Ingevolge artikel 41a juncto artikel 96 van de Zaaizaad- en Plantgoedwet is handelen in strijd met het bepaalde bij of krachtens artikel 41a een strafbaar feit. Dit betekent dat een teler die voor vermeerderingsdoeleinden binnen het eigen bedrijf gebruik maakt van op dit bedrijf geoogst materiaal van bepaalde gewassen, verplicht is de in artikel 4, eerste lid, omschreven informatie te verstrekken. Indien een teler deze informatie niet binnen de door de kwekersrechthouder gestelde termijn verstrekt, pleegt hij hiermee een strafbaar feit. De Algemene Inspectiedienst van het Ministerie van Landbouw, Natuurbeheer en Visserij is belast met de controle op de naleving van de Zaaizaad- en Plantgoedwet.
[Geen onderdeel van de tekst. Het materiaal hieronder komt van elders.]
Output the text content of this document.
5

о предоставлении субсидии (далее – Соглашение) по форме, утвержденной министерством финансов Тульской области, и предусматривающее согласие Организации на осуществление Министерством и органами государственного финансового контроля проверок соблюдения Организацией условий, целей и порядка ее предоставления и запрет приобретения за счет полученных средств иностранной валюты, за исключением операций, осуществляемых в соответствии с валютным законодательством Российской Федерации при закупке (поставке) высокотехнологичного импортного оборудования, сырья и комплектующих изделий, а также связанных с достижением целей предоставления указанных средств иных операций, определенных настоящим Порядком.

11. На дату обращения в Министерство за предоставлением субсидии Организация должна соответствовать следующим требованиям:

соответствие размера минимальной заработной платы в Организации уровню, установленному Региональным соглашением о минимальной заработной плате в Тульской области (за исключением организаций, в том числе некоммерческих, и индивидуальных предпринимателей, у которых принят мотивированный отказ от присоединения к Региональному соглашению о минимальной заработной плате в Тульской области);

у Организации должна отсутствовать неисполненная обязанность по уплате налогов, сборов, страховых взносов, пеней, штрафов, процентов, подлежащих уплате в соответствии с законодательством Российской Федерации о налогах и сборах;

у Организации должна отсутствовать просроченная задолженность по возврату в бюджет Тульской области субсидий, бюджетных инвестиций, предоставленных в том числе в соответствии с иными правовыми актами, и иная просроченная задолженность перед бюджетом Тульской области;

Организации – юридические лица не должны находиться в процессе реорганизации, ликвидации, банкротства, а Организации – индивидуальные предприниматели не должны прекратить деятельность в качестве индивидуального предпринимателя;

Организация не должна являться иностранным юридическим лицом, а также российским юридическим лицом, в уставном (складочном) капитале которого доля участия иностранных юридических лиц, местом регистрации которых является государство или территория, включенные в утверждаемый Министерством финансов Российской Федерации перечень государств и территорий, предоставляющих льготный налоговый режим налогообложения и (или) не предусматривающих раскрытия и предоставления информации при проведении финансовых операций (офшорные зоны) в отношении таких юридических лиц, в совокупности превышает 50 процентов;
Een daartoe strekkend onderzoek wordt in de regel alleen naar aanleiding van een door de betrokken kwekersrechthouder ingediende klacht ingesteld.
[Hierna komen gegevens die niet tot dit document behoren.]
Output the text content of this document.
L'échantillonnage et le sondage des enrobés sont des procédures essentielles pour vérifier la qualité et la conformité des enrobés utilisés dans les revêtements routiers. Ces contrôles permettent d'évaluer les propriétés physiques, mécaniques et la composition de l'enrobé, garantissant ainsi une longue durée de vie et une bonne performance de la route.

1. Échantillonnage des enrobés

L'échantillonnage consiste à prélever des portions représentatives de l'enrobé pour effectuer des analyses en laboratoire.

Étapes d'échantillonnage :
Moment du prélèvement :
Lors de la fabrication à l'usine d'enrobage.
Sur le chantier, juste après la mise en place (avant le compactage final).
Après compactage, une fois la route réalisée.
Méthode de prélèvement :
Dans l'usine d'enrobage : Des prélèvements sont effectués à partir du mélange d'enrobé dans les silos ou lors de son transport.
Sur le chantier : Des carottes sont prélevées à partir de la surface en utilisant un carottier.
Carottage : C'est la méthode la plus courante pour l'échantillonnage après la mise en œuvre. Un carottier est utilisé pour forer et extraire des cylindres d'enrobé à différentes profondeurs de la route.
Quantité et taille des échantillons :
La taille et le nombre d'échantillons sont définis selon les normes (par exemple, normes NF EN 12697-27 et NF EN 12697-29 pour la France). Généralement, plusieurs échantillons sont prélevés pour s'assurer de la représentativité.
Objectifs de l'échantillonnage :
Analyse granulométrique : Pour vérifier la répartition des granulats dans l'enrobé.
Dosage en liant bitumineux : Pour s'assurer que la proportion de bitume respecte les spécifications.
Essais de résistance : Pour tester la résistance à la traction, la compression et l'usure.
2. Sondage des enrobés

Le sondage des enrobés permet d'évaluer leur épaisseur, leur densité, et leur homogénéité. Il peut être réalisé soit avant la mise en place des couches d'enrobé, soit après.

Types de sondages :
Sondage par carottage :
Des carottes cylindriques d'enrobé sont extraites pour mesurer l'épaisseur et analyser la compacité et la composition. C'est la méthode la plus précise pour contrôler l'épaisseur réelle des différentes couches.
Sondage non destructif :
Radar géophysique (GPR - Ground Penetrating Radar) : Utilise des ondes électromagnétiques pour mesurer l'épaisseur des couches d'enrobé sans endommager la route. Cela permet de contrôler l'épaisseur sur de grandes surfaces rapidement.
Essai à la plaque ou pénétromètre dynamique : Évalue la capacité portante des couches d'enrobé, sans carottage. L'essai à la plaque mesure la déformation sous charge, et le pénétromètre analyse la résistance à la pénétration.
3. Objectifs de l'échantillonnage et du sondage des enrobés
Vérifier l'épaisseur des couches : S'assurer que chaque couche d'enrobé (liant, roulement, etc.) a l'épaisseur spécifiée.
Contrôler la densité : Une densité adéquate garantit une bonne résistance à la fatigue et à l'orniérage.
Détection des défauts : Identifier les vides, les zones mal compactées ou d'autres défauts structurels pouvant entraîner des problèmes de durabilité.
Met betrekking tot artikel 3 merk ik in dit verband het volgende op. In artikel 3 wordt de mogelijkheid aan de houder van het kwekersrecht gegeven van de teler een vergoeding te vragen. Indien de kwekersrechthouder van deze mogelijkheid gebruik wenst te maken, moet hij ingevolge artikel 5 de teler de hoogte van de vergoeding meedelen. Indien de teler niet bereid is de vergoeding te betalen, kan de kweker de betaling van deze vergoeding civielrechtelijk afdwingen.

Tot slot zij vermeld dat over de inhoud van het onderhavige besluit overleg is gepleegd met de Land- en Tuinbouworganisatie Nederland (LTO Nederland) en de Nederlandse Vereniging voor Zaaizaad en Plantgoed (NVZP).

De Minister van Landbouw, Natuurbeheer en Visserij,

J. J. van Aartsen


XHistnoot

Het advies van de Raad van State is openbaar gemaakt door terinzagelegging bij het Ministerie van Landbouw, Natuurbeheer en Visserij.

Tevens zal het advies met de daarbij ter inzage gelegde stukken worden opgenomen in het bijvoegsel bij de Staatscourant van 12 mei 1998, nr. 80.